Target behaviors on my agenda: “Quit vaping” “stop being high on marijuana when it is time for class” “find an approach to learning that fits this individual”
And in my setting, in addition to target behaviors on my agenda, there are also target behaviors that would be on the agenda of my employers; some examples of these would be “attend classes” “complete assignments” “refrain from using marijuana”.
I don’t see a lot of discrepancies between my agenda and the agenda of the consumer; any discrepancies that I do see are ways in which I think the consumer’s agenda and that of my employer can both be met, which is not solely following the individual’s. As for “righting reflex” responses I think that a lot of the ways in which those would be seen in my agenda would be in my desire to help the consumer find a way to still get an education (which the consumer does not want) in a way that would fit their personal learning styles and preferences.

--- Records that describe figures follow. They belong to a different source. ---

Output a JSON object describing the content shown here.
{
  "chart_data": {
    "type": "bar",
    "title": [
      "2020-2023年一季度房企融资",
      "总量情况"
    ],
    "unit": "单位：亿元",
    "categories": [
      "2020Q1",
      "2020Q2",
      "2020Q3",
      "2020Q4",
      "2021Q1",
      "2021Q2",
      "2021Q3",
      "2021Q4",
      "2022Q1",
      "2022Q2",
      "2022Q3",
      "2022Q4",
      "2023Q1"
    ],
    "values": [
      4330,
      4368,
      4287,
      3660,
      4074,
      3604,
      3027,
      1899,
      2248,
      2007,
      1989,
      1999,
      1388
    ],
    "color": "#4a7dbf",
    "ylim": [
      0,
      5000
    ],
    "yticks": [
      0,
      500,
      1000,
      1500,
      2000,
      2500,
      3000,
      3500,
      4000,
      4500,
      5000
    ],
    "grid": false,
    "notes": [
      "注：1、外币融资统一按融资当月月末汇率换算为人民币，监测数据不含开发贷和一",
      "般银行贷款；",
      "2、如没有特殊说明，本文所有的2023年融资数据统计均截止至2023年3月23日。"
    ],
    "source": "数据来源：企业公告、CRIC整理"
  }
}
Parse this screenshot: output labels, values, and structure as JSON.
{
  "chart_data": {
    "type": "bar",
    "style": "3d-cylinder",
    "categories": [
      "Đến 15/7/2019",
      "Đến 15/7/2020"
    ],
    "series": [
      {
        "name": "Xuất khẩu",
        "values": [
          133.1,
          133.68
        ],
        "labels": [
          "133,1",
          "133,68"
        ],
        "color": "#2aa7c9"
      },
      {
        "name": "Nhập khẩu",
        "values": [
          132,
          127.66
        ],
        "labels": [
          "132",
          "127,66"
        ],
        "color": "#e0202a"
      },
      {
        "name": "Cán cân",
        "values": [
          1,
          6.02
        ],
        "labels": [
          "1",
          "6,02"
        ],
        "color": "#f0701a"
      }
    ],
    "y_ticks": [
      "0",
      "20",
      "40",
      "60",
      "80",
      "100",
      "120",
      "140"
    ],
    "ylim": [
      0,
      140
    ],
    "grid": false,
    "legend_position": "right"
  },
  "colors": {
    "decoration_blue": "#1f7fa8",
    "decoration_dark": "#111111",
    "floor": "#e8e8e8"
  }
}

MI agenda setting strategy: I would start by asking them what brings them to meet with me, and if other people told them they need to work on something specific, I would ask if that is a goal of theirs as well. If it was not, I would ask them what they would like to get out of our work together. I would reflect on their answers and ask clarifying questions to work on coming up with smaller steps toward reaching their goal. I would ask permission to make suggestions of strategies that I am aware of that might help them reach their goals. We would then pick a starting point and rate their readiness to make the change according to a likert scale. To conclude the session I would summarize my understanding of why they are there, what they would like to accomplish, their reasons for that and any ambivalence they have, followed by the starting point that they chose to work on before their next meeting.